Tırnaklarım ojesiz çok güzel. Denizle temas edip hava alıyor. Bunu seviyorum!
Bacaklarım kıpkırmızı oldu, acıdan duramadım. Şeref, “Yoğurt sür, geçer hemen” dedi, getirdi. Ne kadar çabuk üfledi o yoğurt bacaklarımın gerginliğine...
Sonra, Akın, bizi, tır tır’la gezdirdi.
Kamarada “pikuvvv” diye her şeyi yutan sifon var. Musluk da uzayınca duş oluyor.
Şarkı söyledim o gece.
“Tam tam” dansı yaptık.
Evimizi çizdik kıyıya.
Benimki, suyla çok temas eden ve sadeleştiğim, taş bir evdi.
Mayosuz yüzdük. Eder iki. Niyetler...
Bırakmak istediklerimizi yazdık.

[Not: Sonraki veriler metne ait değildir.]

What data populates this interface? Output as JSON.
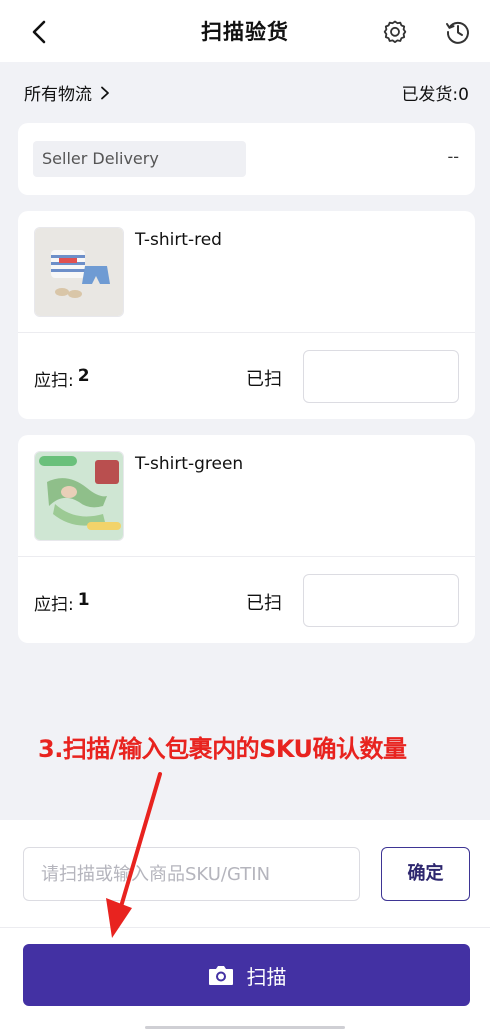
{
  "header": {
    "title": "扫描验货",
    "back_icon": "chevron-left-icon",
    "settings_icon": "gear-icon",
    "history_icon": "history-icon"
  },
  "filter": {
    "carrier_label": "所有物流",
    "shipped_label": "已发货:",
    "shipped_count": "0"
  },
  "seller": {
    "name": "Seller Delivery",
    "value": "--"
  },
  "items": [
    {
      "name": "T-shirt-red",
      "expected_label": "应扫:",
      "expected_qty": "2",
      "scanned_label": "已扫",
      "scanned_value": ""
    },
    {
      "name": "T-shirt-green",
      "expected_label": "应扫:",
      "expected_qty": "1",
      "scanned_label": "已扫",
      "scanned_value": ""
    }
  ],
  "annotation": {
    "text": "3.扫描/输入包裹内的SKU确认数量",
    "color": "#e8231f"
  },
  "sku_input": {
    "placeholder": "请扫描或输入商品SKU/GTIN",
    "value": ""
  },
  "confirm_button": {
    "label": "确定"
  },
  "scan_button": {
    "label": "扫描",
    "icon": "camera-icon"
  },
  "colors": {
    "primary": "#4331a3",
    "background": "#f1f2f6"
  }
}
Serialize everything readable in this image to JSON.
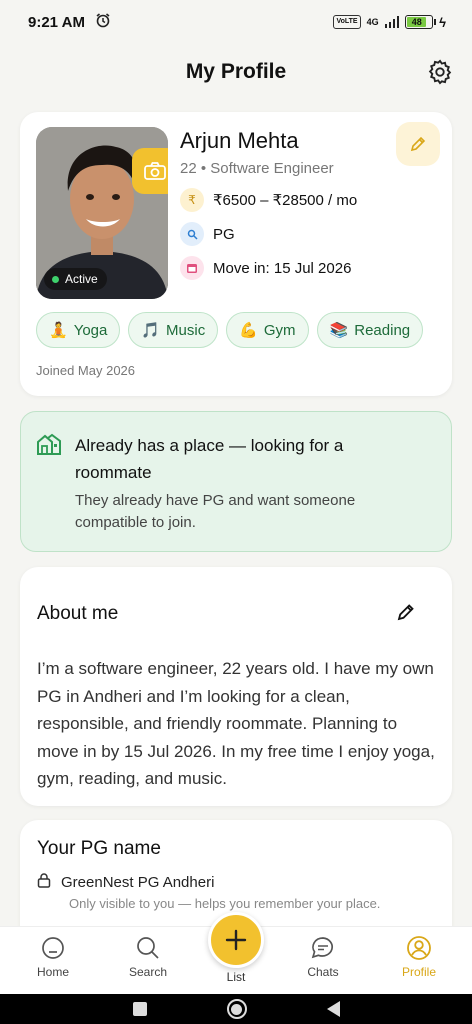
{
  "status_bar": {
    "time": "9:21 AM",
    "network": "4G",
    "volte": "VoLTE",
    "battery": "48"
  },
  "header": {
    "title": "My Profile"
  },
  "profile": {
    "name": "Arjun Mehta",
    "subtitle": "22 • Software Engineer",
    "status": "Active",
    "budget": "₹6500 – ₹28500 / mo",
    "budget_icon": "₹",
    "housing_type": "PG",
    "move_in": "Move in: 15 Jul 2026",
    "joined": "Joined May 2026",
    "interests": [
      {
        "emoji": "🧘",
        "label": "Yoga"
      },
      {
        "emoji": "🎵",
        "label": "Music"
      },
      {
        "emoji": "💪",
        "label": "Gym"
      },
      {
        "emoji": "📚",
        "label": "Reading"
      }
    ]
  },
  "banner": {
    "title": "Already has a place — looking for a roommate",
    "description": "They already have PG and want someone compatible to join."
  },
  "about": {
    "heading": "About me",
    "text": "I’m a software engineer, 22 years old. I have my own PG in Andheri and I’m looking for a clean, responsible, and friendly roommate. Planning to move in by 15 Jul 2026. In my free time I enjoy yoga, gym, reading, and music."
  },
  "pg": {
    "heading": "Your PG name",
    "name": "GreenNest PG Andheri",
    "hint": "Only visible to you — helps you remember your place."
  },
  "nav": {
    "items": [
      {
        "label": "Home",
        "icon": "home-icon"
      },
      {
        "label": "Search",
        "icon": "search-icon"
      },
      {
        "label": "List",
        "icon": "plus-icon"
      },
      {
        "label": "Chats",
        "icon": "chat-icon"
      },
      {
        "label": "Profile",
        "icon": "profile-icon"
      }
    ],
    "active": "Profile"
  },
  "colors": {
    "accent": "#f2c12e",
    "active_nav": "#d9a718",
    "chip_green": "#1e6b3a",
    "banner_bg": "#e6f4ea",
    "online": "#3ed16c"
  }
}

Dileklerimizi de...
Grupta, Allah inancı ve teslimiyet, ne çok vardı!
Tekneye günaydın diyememek buruk.
Sallanıyoruz sanıyorum ama yatak yerli yerinde.
Tenim azıcık koyulaşmış.
Pamuk değilim artık.
Klorlu havuzda yüzdüm.
Birkaç tanıdık ses.
Öyle işte.
İşe geldim şimdi.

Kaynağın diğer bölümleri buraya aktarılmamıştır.